On Behalf of | Feb 8, 2022 | Chapter 11 Bankruptcy

Chapter 11 Bankruptcy process has two sections. The marker that separates the two phases is the mandatory court approval of the Plan of Reorganization. The two Chapter 11 Bankruptcy phases are the pre-confirmation and post-confirmation in Escondido, California. Most of the court proceedings, litigation and deliberations take place during the pre-confirmation phase. The length of each phase depends on the debtor, the proposed plan, litigiousness of the proceedings, negotiations and acceptance of the plan.

Factors that impact creditor recovery timing

The average length of Chapter 11 Bankruptcy is roughly 17 months, but more complex cases can take up to five years. After the conclusion of Chapter 11 Bankruptcy, it can take months for the debtor to start paying the creditors. When payouts start depends on the individual bankruptcy and creditor situations. Claims reconciliation, creditor prioritization, debtor’s reorganization plan, court confirmation of the plan and claims resolution are the five critical factors that impact creditor recovery.

Recovery claims reconciliation

Debtors attempt to shed assets and liabilities through monitored reorganization efforts. Within 14 days of filing, a company submits a Schedule of Assets and Liabilities that explains the assets, liabilities, expenses, obligations, debts owed and interested parties. Creditors assess claims, and debtors review the bankruptcy claims. The disallowance of claims stems from incorrect data.

Creditor prioritization

The debtor lists the creditors by classes using the characteristics of Chapter 11 Bankruptcy. The classification of creditors affects the order that the debtor pays debts. The classification depends on many factors including, obligor, debt position, collateral interests and priorities. Secured claims are more important than unsecured claims, but priority claims are above both.
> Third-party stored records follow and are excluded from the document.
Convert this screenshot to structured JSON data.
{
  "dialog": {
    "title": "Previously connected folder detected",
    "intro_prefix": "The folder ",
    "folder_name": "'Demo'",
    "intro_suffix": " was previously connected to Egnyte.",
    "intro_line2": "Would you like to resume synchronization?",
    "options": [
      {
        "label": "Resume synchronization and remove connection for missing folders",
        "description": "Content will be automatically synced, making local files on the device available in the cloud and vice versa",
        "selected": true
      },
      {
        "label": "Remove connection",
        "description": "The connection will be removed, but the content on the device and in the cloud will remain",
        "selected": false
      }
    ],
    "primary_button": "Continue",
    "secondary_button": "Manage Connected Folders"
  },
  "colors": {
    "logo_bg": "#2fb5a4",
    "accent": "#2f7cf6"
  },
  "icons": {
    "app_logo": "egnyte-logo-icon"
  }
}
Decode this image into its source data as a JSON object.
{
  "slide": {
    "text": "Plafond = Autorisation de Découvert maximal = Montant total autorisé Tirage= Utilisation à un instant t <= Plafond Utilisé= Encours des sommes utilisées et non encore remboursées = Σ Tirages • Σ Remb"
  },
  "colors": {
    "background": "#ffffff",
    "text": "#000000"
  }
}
Debtor’s reorganization plan and court confirmation

The debtor can slow down the Chapter 11 Bankruptcy process because they have 120 days from the petition date to submit a plan. The debtor uses the 120 days to prepare but may request an extension of a maximum of 18 months. The court confirmation can’t happen until the debtor and creditors hold a hearing. The creditors can negotiate the debtor’s plan.

Once the court confirms the Chapter 11 Bankruptcy plan, the debtor begins paying creditors by priority. These five factors are the usual reasons for delays in the Chapter 11 Bankruptcy process, which postpones creditor payments. Creditors typically start receiving payment 30 to 90 days after the court confirmation date.